Барыгина так и подмывало привести еще один пример, хорошо известный Калянто, но он не стал этого делать, подумав, что лучше приберечь его для лекции, с которой выступит после него Рыпель. Там речь пойдет о религиозных обрядах, предрассудках, суевериях, и случай в седьмой бригаде как раз будет к месту. Кроме того, Барыгин решил в перерыве начистоту поговорить с Калянто.
Наконец Барыгин закончил, Оля перевела его последние слова, Барыгин залпом выпил стакан воды, потом стакан воды выпила Оля. Никто ни в зале, ни в президиуме не шевельнулся.
— Ну что же, может, включим свет и перейдем к вопросам? — спросил Барыгин, так как за окнами немного стемнело.
— Надо включать свет и задавать вопросы! — эхом повторила за ним по-чукотски Оля.
Стулья за столом президиума задвигались, задвигались и скамейки в зале. Кто-то протяжно зевнул, кто-то с хрустом потянулся.

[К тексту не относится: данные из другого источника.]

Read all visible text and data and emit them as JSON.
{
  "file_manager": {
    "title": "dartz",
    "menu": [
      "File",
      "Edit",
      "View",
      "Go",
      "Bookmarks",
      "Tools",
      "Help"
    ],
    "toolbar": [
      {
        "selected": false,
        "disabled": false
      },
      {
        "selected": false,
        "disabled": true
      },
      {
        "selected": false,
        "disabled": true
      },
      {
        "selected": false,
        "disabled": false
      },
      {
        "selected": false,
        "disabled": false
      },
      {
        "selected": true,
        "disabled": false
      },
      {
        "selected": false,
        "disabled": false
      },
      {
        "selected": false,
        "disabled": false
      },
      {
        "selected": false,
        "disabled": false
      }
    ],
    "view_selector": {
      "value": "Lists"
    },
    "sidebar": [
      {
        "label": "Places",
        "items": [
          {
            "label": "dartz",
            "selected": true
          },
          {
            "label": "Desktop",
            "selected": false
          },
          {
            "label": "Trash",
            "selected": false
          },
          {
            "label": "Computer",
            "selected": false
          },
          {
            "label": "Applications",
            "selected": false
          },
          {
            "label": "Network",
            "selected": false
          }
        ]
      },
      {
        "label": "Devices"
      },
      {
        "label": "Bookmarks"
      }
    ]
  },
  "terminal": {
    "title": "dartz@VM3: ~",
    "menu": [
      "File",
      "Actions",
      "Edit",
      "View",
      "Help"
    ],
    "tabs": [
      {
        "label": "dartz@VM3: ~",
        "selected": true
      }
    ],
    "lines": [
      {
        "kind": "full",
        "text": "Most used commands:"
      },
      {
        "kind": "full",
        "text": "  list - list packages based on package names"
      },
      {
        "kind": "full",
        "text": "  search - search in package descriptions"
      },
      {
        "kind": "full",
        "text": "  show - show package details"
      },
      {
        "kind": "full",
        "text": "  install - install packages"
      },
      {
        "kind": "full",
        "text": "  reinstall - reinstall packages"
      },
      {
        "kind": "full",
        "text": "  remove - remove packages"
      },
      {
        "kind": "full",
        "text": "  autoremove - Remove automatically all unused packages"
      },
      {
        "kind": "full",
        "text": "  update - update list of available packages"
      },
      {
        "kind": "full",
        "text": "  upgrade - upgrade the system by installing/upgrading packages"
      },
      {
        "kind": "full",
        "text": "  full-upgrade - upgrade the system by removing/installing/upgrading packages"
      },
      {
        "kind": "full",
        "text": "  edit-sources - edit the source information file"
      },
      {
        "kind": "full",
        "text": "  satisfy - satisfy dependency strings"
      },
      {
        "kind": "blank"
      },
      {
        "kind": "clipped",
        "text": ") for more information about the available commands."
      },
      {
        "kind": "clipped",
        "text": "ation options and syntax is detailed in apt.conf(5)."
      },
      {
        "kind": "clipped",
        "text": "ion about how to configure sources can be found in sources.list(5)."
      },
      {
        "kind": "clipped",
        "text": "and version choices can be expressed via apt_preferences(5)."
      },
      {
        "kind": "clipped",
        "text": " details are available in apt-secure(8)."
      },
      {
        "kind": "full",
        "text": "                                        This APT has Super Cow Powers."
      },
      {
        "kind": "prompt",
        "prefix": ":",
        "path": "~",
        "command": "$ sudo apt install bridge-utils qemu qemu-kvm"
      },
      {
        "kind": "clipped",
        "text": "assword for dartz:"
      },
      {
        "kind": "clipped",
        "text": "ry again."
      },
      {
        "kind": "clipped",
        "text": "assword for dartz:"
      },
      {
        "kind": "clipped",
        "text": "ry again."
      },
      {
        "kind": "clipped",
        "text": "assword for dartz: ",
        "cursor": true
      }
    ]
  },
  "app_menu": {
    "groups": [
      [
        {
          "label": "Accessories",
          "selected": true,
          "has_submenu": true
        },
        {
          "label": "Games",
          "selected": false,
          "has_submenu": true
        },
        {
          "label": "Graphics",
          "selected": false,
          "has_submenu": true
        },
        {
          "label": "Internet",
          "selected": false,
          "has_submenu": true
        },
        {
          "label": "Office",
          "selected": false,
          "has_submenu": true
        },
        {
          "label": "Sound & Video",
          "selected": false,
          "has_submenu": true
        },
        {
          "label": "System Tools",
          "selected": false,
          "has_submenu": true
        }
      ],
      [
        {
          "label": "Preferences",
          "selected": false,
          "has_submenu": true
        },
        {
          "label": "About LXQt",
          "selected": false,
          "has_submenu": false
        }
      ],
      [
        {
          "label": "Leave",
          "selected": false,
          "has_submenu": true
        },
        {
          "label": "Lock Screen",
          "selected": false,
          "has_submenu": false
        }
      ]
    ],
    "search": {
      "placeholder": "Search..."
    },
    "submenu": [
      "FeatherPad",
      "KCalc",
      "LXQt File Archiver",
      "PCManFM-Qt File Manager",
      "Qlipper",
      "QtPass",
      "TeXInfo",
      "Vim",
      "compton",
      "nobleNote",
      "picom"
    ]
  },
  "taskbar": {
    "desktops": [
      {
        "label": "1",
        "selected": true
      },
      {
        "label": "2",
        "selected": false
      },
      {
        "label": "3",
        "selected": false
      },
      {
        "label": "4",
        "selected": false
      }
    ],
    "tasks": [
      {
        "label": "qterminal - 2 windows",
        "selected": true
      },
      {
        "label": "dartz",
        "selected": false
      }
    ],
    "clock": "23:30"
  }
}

Ким встал, прошел за кулисы, щелкнул выключателем. На сцене загорелись две лампочки. Вернувшись к столу, он зябко передернул плечами (в президиуме он так и сидел оголенным до пояса), снял со спинки стула свою кухлянку, натянул через голову, потом громко сказал:
— Может, вы не слышите, что надо лампочку зажигать? Зажигайте лампочку и налипайте говорить свои вопросы!
— Я много раз зажигаю, лампочка портилась, менять надо! — тенорком прокричал от дверей старик Пепеу и для убедительности пощелкал выключателем на степе.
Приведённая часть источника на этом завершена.